Analysts expect Deere & Company (DE) to report dismal fourth-quarter earnings results on Wednesday. Although the company has missed analysts’ expectations in trailing six quarters, it has always reported earnings growth. For the third quarter, analysts’ projection stated that the earnings would fall 7.3% YoY (year-over-year) to $2.13 per share.
What could hurt Deere’s Q4 earnings?
Sluggish top-line growth will likely weigh on Deere’s fourth-quarter earnings. Analysts expect the company’s revenues to increase 2.2% YoY to $8.53 billion in the fourth quarter. Notably, the top-line growth estimate is the second-lowest revenue growth that Deere has recorded in the previous nine quarters. Soft top-line projections reflect a slump in farm equipment demand due to trade uncertainties and weakness in the agricultural sector.

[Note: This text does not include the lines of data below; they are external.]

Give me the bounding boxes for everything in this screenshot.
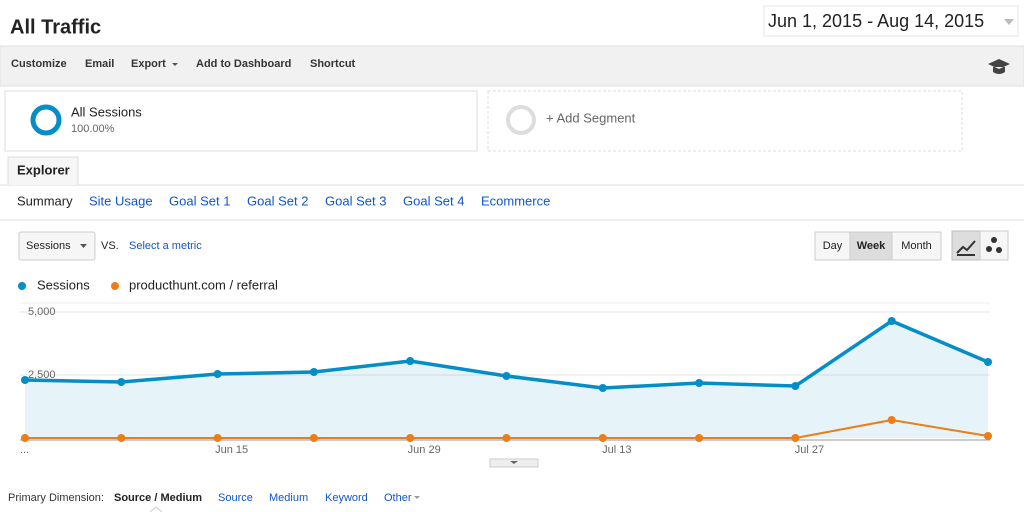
motion-chart-button[interactable] (979, 230, 1009, 261)
toolbar-item[interactable]: Customize (11, 58, 67, 70)
academy-icon[interactable] (988, 59, 1010, 74)
segment-name: All Sessions (71, 104, 142, 119)
dimension-option[interactable]: Keyword (325, 492, 368, 504)
subtab[interactable]: Goal Set 4 (403, 193, 464, 208)
period-label[interactable]: Month (901, 240, 932, 252)
subtab[interactable]: Summary (17, 193, 73, 208)
select-metric[interactable]: Select a metric (129, 240, 202, 252)
metric-dropdown[interactable] (18, 231, 96, 261)
data-point[interactable] (502, 434, 511, 442)
tab[interactable]: Explorer (17, 162, 70, 177)
legend-label: Sessions (37, 277, 90, 292)
legend-label: producthunt.com / referral (129, 277, 278, 292)
data-point[interactable] (309, 368, 318, 377)
period-button[interactable] (849, 231, 893, 261)
motion-chart-icon (986, 237, 1002, 253)
dimension-label: Primary Dimension: (8, 492, 104, 504)
data-point[interactable] (213, 369, 222, 378)
period-button[interactable] (891, 231, 942, 261)
export-caret (172, 63, 178, 66)
dimension-option[interactable]: Source / Medium (114, 492, 202, 504)
subtab[interactable]: Goal Set 1 (169, 193, 230, 208)
other-caret (414, 496, 420, 499)
toolbar-item[interactable]: Email (85, 58, 114, 70)
x-tick-label: ... (20, 444, 29, 456)
subtab[interactable]: Ecommerce (481, 193, 550, 208)
data-point[interactable] (695, 378, 704, 387)
data-point[interactable] (213, 434, 222, 442)
tab-box (7, 156, 79, 185)
data-point[interactable] (406, 434, 415, 442)
data-point[interactable] (598, 434, 607, 442)
data-point[interactable] (21, 375, 29, 384)
primary-dimension: Primary Dimension: Source / Medium Source M… (8, 492, 420, 512)
data-point[interactable] (309, 434, 318, 442)
line-chart-icon (956, 240, 976, 256)
dimension-option[interactable]: Other (384, 492, 412, 504)
data-point[interactable] (502, 372, 511, 381)
data-point[interactable] (887, 316, 896, 325)
subtab[interactable]: Goal Set 3 (325, 193, 386, 208)
chart: 2,500 5,000... Jun 15 Jun 29 Jul 13 Jul 27 Ses… (18, 277, 992, 456)
period-buttons: Day Week Month (814, 231, 942, 261)
data-point[interactable] (406, 356, 415, 365)
x-tick-label: Jul 27 (795, 444, 824, 456)
data-point[interactable] (695, 434, 704, 442)
data-point[interactable] (984, 432, 992, 441)
subtabs: Summary Site Usage Goal Set 1 Goal Set 2 Goa… (17, 193, 550, 208)
toolbar-item[interactable]: Add to Dashboard (196, 58, 291, 70)
add-segment[interactable]: + Add Segment (546, 110, 636, 125)
dimension-option[interactable]: Source (218, 492, 253, 504)
x-tick-label: Jun 15 (215, 444, 248, 456)
dimension-option[interactable]: Medium (269, 492, 308, 504)
segment-donut (30, 104, 62, 136)
data-point[interactable] (21, 434, 29, 442)
handle-caret (510, 461, 518, 464)
legend-dot (18, 282, 26, 290)
x-tick-label: Jun 29 (408, 444, 441, 456)
toolbar-bg (0, 45, 1024, 87)
subtab[interactable]: Site Usage (89, 193, 153, 208)
period-label[interactable]: Week (857, 240, 886, 252)
subtab[interactable]: Goal Set 2 (247, 193, 308, 208)
metric[interactable]: Sessions (26, 240, 71, 252)
legend-dot (111, 282, 119, 290)
data-point[interactable] (117, 434, 126, 442)
data-point[interactable] (117, 378, 126, 387)
period-label[interactable]: Day (823, 240, 843, 252)
selected-pointer (149, 506, 163, 512)
toolbar-item[interactable]: Export (131, 58, 166, 70)
add-segment-circle (506, 105, 536, 135)
y-tick-label: 5,000 (28, 306, 56, 318)
y-tick-label: 2,500 (28, 369, 56, 381)
vs: VS. (101, 240, 119, 252)
add-segment-box[interactable] (487, 90, 963, 152)
toolbar-item[interactable]: Shortcut (310, 58, 356, 70)
metric-caret (80, 244, 87, 248)
data-point[interactable] (887, 416, 896, 425)
data-point[interactable] (598, 384, 607, 393)
segment-box[interactable] (4, 90, 478, 152)
page-title: All Traffic (10, 16, 101, 38)
x-tick-label: Jul 13 (602, 444, 631, 456)
date-range[interactable]: Jun 1, 2015 - Aug 14, 2015 (768, 11, 984, 31)
segment-percent: 100.00% (71, 123, 115, 135)
date-range-box[interactable] (763, 5, 1019, 37)
data-point[interactable] (791, 434, 800, 442)
toolbar: Customize Email Export Add to Dashboard Shor… (11, 58, 356, 70)
data-point[interactable] (791, 382, 800, 391)
data-point[interactable] (984, 357, 992, 366)
date-caret (1004, 19, 1014, 25)
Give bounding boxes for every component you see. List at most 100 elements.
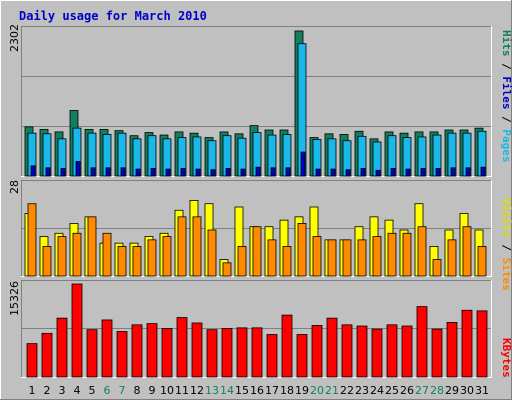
sites-bar-day-24 <box>372 236 382 277</box>
panel-bottom <box>21 280 492 378</box>
sites-bar-day-27 <box>417 226 427 277</box>
kbytes-bar-day-30 <box>461 309 473 378</box>
panel-middle <box>21 180 492 277</box>
sites-bar-day-8 <box>132 246 142 277</box>
day-label-4: 4 <box>74 384 81 397</box>
sites-bar-day-19 <box>297 223 307 277</box>
kbytes-bar-day-3 <box>56 317 68 378</box>
sites-bar-day-16 <box>252 226 262 277</box>
top-panel-ymax-label: 2302 <box>8 24 21 52</box>
sites-bar-day-28 <box>432 259 442 277</box>
kbytes-bar-day-11 <box>176 317 188 378</box>
kbytes-bar-day-31 <box>476 310 488 378</box>
pages-bar-day-10 <box>165 168 171 177</box>
kbytes-bar-day-24 <box>371 328 383 378</box>
pages-bar-day-31 <box>480 166 486 177</box>
pages-bar-day-9 <box>150 168 156 177</box>
sites-bar-day-11 <box>177 216 187 277</box>
kbytes-bar-day-5 <box>86 329 98 378</box>
day-label-10: 10 <box>160 384 174 397</box>
sites-bar-day-4 <box>72 232 82 277</box>
day-label-8: 8 <box>134 384 141 397</box>
day-label-24: 24 <box>370 384 384 397</box>
sites-bar-day-5 <box>87 216 97 277</box>
day-label-15: 15 <box>235 384 249 397</box>
kbytes-bar-day-29 <box>446 321 458 378</box>
day-label-19: 19 <box>295 384 309 397</box>
pages-bar-day-27 <box>420 168 426 177</box>
sites-bar-day-7 <box>117 246 127 277</box>
legend-sites: Sites <box>500 258 512 291</box>
day-label-30: 30 <box>460 384 474 397</box>
sites-bar-day-13 <box>207 229 217 277</box>
pages-bar-day-7 <box>120 167 126 177</box>
pages-bar-day-1 <box>30 165 36 177</box>
day-label-5: 5 <box>89 384 96 397</box>
sites-bar-day-30 <box>462 226 472 277</box>
pages-bar-day-22 <box>345 169 351 177</box>
panel-top-bars <box>24 30 487 177</box>
panel-top <box>21 26 492 177</box>
kbytes-bar-day-6 <box>101 319 113 378</box>
pages-bar-day-19 <box>300 151 306 177</box>
day-label-9: 9 <box>149 384 156 397</box>
day-label-25: 25 <box>385 384 399 397</box>
pages-bar-day-16 <box>255 166 261 177</box>
day-label-21: 21 <box>325 384 339 397</box>
kbytes-bar-day-10 <box>161 328 173 378</box>
sites-bar-day-9 <box>147 239 157 277</box>
day-label-26: 26 <box>400 384 414 397</box>
day-label-18: 18 <box>280 384 294 397</box>
kbytes-bar-day-13 <box>206 329 218 378</box>
sites-bar-day-14 <box>222 262 232 277</box>
day-label-23: 23 <box>355 384 369 397</box>
pages-bar-day-30 <box>465 167 471 177</box>
pages-bar-day-21 <box>330 168 336 177</box>
pages-bar-day-17 <box>270 167 276 177</box>
pages-bar-day-29 <box>450 167 456 177</box>
pages-bar-day-13 <box>210 169 216 177</box>
kbytes-bar-day-14 <box>221 328 233 378</box>
day-label-16: 16 <box>250 384 264 397</box>
pages-bar-day-18 <box>285 167 291 177</box>
day-label-31: 31 <box>475 384 489 397</box>
day-label-11: 11 <box>175 384 189 397</box>
kbytes-bar-day-16 <box>251 327 263 378</box>
pages-bar-day-23 <box>360 168 366 177</box>
sites-bar-day-1 <box>27 203 37 277</box>
sites-bar-day-22 <box>342 239 352 277</box>
x-axis-day-labels: 1 2 3 4 5 6 7 8 9 10 11 12 13 14 15 16 17 18 19 20 21 22 23 24 2… <box>29 384 490 397</box>
sites-bar-day-23 <box>357 239 367 277</box>
pages-bar-day-2 <box>45 167 51 177</box>
kbytes-bar-day-2 <box>41 332 53 378</box>
sites-bar-day-25 <box>387 232 397 277</box>
day-label-17: 17 <box>265 384 279 397</box>
legend-pages: Pages <box>500 129 512 162</box>
pages-bar-day-20 <box>315 168 321 177</box>
day-label-1: 1 <box>29 384 36 397</box>
pages-bar-day-24 <box>375 169 381 177</box>
panel-middle-bars <box>24 200 487 277</box>
sites-bar-day-31 <box>477 246 487 277</box>
kbytes-bar-day-21 <box>326 317 338 378</box>
pages-bar-day-28 <box>435 168 441 177</box>
pages-bar-day-26 <box>405 168 411 177</box>
kbytes-bar-day-12 <box>191 322 203 378</box>
pages-bar-day-12 <box>195 168 201 177</box>
chart-title: Daily usage for March 2010 <box>19 9 207 23</box>
sites-bar-day-6 <box>102 232 112 277</box>
pages-bar-day-4 <box>75 161 81 177</box>
day-label-3: 3 <box>59 384 66 397</box>
kbytes-bar-day-22 <box>341 324 353 378</box>
day-label-6: 6 <box>104 384 111 397</box>
day-label-20: 20 <box>310 384 324 397</box>
kbytes-bar-day-4 <box>71 283 83 378</box>
pages-bar-day-5 <box>90 167 96 177</box>
kbytes-bar-day-8 <box>131 324 143 378</box>
kbytes-bar-day-18 <box>281 314 293 378</box>
kbytes-bar-day-28 <box>431 328 443 378</box>
sites-bar-day-20 <box>312 236 322 277</box>
sites-bar-day-2 <box>42 246 52 277</box>
sites-bar-day-26 <box>402 232 412 277</box>
pages-bar-day-15 <box>240 168 246 177</box>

The ongoing trade war between the US and China impacts the overall US agricultural industry. Notably, China imposed a 25% import tariff on several US farm products last year in July. The country also hiked the tariffs on some US agricultural products in September.

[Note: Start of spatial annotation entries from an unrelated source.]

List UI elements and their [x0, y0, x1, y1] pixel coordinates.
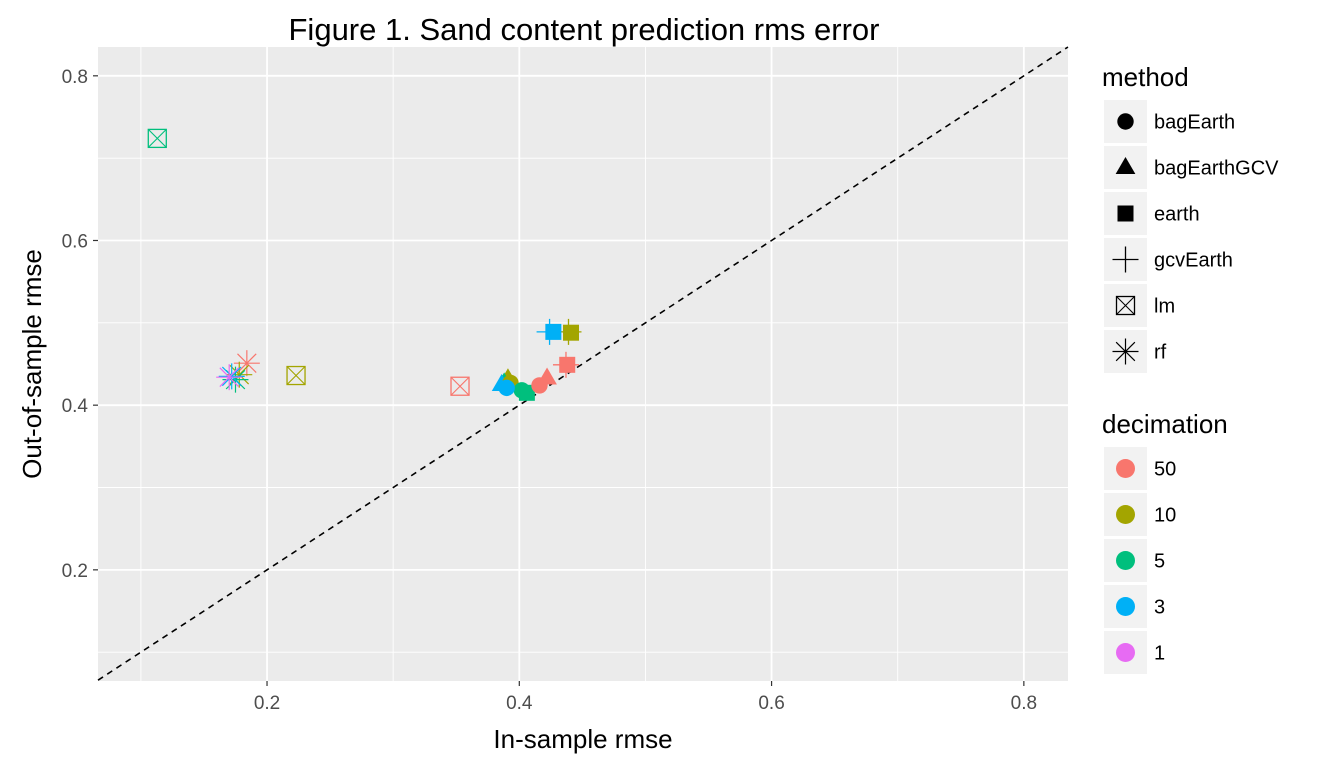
data-point-rf-1 [216, 364, 243, 391]
square-x-diag2 [147, 129, 167, 148]
triangle-marker [1115, 156, 1136, 174]
legend-title: method [1102, 62, 1189, 92]
y-axis-label: Out-of-sample rmse [17, 249, 47, 479]
legend-key-circle [1117, 113, 1134, 130]
legend-key-color [1116, 643, 1135, 662]
asterisk-d2 [221, 366, 242, 387]
legend-entry-label: rf [1154, 342, 1167, 364]
square-x-box [1115, 295, 1136, 316]
major-gridlines [98, 47, 1068, 681]
legend-key-color [1116, 551, 1135, 570]
square-x-box [286, 365, 306, 386]
data-point-bagEarth-5 [513, 382, 531, 399]
legend-key-asterisk [1112, 338, 1139, 365]
minor-gridlines [98, 47, 1068, 681]
square-marker [1117, 205, 1134, 222]
square-marker [559, 356, 576, 373]
x-tick-label: 0.8 [1011, 693, 1037, 714]
legend-entry-label: gcvEarth [1154, 250, 1233, 272]
y-tick-label: 0.6 [62, 231, 88, 252]
x-tick-label: 0.4 [506, 693, 533, 714]
square-x-box [450, 376, 470, 396]
y-tick-label: 0.4 [62, 396, 89, 417]
square-x-diag2 [450, 376, 470, 396]
data-point-lm-10 [286, 365, 306, 386]
legend-method: method bagEarth bagEarthGCV earth gcvEarth lm… [1102, 62, 1279, 373]
data-point-lm-50 [450, 376, 470, 396]
asterisk-d2 [1115, 341, 1136, 362]
legend-entry-label: 50 [1154, 459, 1176, 481]
legend-entry-label: bagEarthGCV [1154, 158, 1279, 180]
data-point-rf-50 [233, 350, 260, 377]
asterisk-d2 [219, 367, 239, 387]
x-axis: 0.2 0.4 0.6 0.8 [254, 681, 1037, 714]
legend-entry-label: earth [1154, 204, 1200, 226]
legend-key-color [1116, 505, 1135, 524]
x-tick-label: 0.2 [254, 693, 280, 714]
legend-entry-label: 1 [1154, 643, 1165, 665]
data-point-bagEarth-3 [498, 379, 515, 397]
legend-entry-label: 10 [1154, 505, 1176, 527]
circle-marker [498, 379, 515, 397]
x-tick-label: 0.6 [758, 693, 784, 714]
data-point-bagEarth-50 [531, 377, 548, 394]
legend-title: decimation [1102, 409, 1228, 439]
data-point-earth-3 [545, 323, 562, 340]
x-axis-label: In-sample rmse [493, 724, 672, 754]
legend-key-color [1116, 459, 1135, 478]
circle-marker [513, 382, 531, 399]
data-point-earth-50 [559, 356, 576, 373]
y-tick-label: 0.2 [62, 561, 88, 582]
chart-title: Figure 1. Sand content prediction rms er… [289, 12, 880, 47]
legend-key-plus [1112, 246, 1139, 273]
data-point-rf-3 [218, 363, 245, 390]
square-marker [545, 323, 562, 340]
legend-entry-label: 5 [1154, 551, 1165, 573]
data-points [147, 128, 582, 401]
circle-marker [531, 377, 548, 394]
legend-entry-label: 3 [1154, 597, 1165, 619]
circle-marker [1117, 113, 1134, 130]
legend-decimation: decimation 50 10 5 3 1 [1102, 409, 1228, 674]
legend-key-square [1117, 205, 1134, 222]
square-x-diag2 [286, 366, 306, 385]
square-x-diag2 [1116, 296, 1135, 315]
legend-entry-label: bagEarth [1154, 112, 1235, 134]
square-x-box [147, 128, 167, 149]
data-point-earth-10 [563, 324, 580, 341]
y-axis: 0.2 0.4 0.6 0.8 [62, 67, 98, 582]
legend-key-square-x [1115, 295, 1136, 316]
legend-key-triangle [1115, 156, 1136, 174]
asterisk-d2 [237, 353, 257, 373]
legend-entry-label: lm [1154, 296, 1175, 318]
data-point-lm-5 [147, 128, 167, 149]
y-tick-label: 0.8 [62, 67, 88, 88]
legend-key-color [1116, 597, 1135, 616]
square-marker [563, 324, 580, 341]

China’s tariffs hurt agricultural exports in the US, according to data compiled by the American Farm Bureau. Notably, China makes up approximately 20% of the total US farm product exports. Last year, the US farm product exports to China fell by more than 50% to $9.1 billion from $19.5 billion in 2017. Farm Bureau economists think that the US farm product exports to China could be wiped out entirely this year.
The Chinese tariff heat resulted in a YoY increase of 13% in the loan delinquency rate. According to the Farm Bureau report, “Through June 2019, and over the prior 12 months, there were a total of 535 Chapter 12 bankruptcy filings, up 13%, or 60 bankruptcies.”
China’s trade-related concerns and lower commodity prices have made farmers increasingly cautious about spending on farm equipment. Notably, a strong dollar could weigh on Deere’s fourth-quarter top-line and bottom-line performances. Higher raw material prices could continue to pressure the margins.
Peers feel the trade war pinch too
Deere’s peers are also facing declining revenues and earnings due to the ongoing trade war between the US and China. Last month, Caterpillar (CAT) reported a YoY decline in its third-quarter revenues and profits of 6% and 6.3%, respectively.
AGCO’s (AGCO) third-quarter top-line and bottom-line results fell 4.8% and 9.9%, respectively. CNH Industrial (CNHI) also registered a YoY decline of 11.9% in its third-quarter revenues, while its earnings remain flat YoY.
Why are analysts still bullish on Deere?
Despite expecting dismal fourth-quarter results, analysts are still bullish on Deere stock. The analysts polled by Reuters provided a consensus “buy” rating on the stock. About 57% of the 23 analysts covering Deere stock have a bullish stance. Nearly 39% of the analysts recommend a “hold,” while 4% have a bearish view.
In November, one of the prominent Wall Street analysts upgraded Deere’s rating, while three analysts raised their target prices. On November 10, Melius Research upgraded the stock to “overweight” from “market weight.” In the last two weeks, Citigroup, Deutsche Bank, and UBS raise their target prices 21.2%, 9%, and 12.5%, respectively.
We think that research firms’ rating upgrades and upward target price revisions could be due to positive sentiments about a trade deal between the US and China. According to a Reuters report on October 30, China might remove the tariff on nearly $50 billion worth of US agricultural products. Gradually removing the tariffs would revive the US agricultural industry and spur farmers to invest in farm equipment.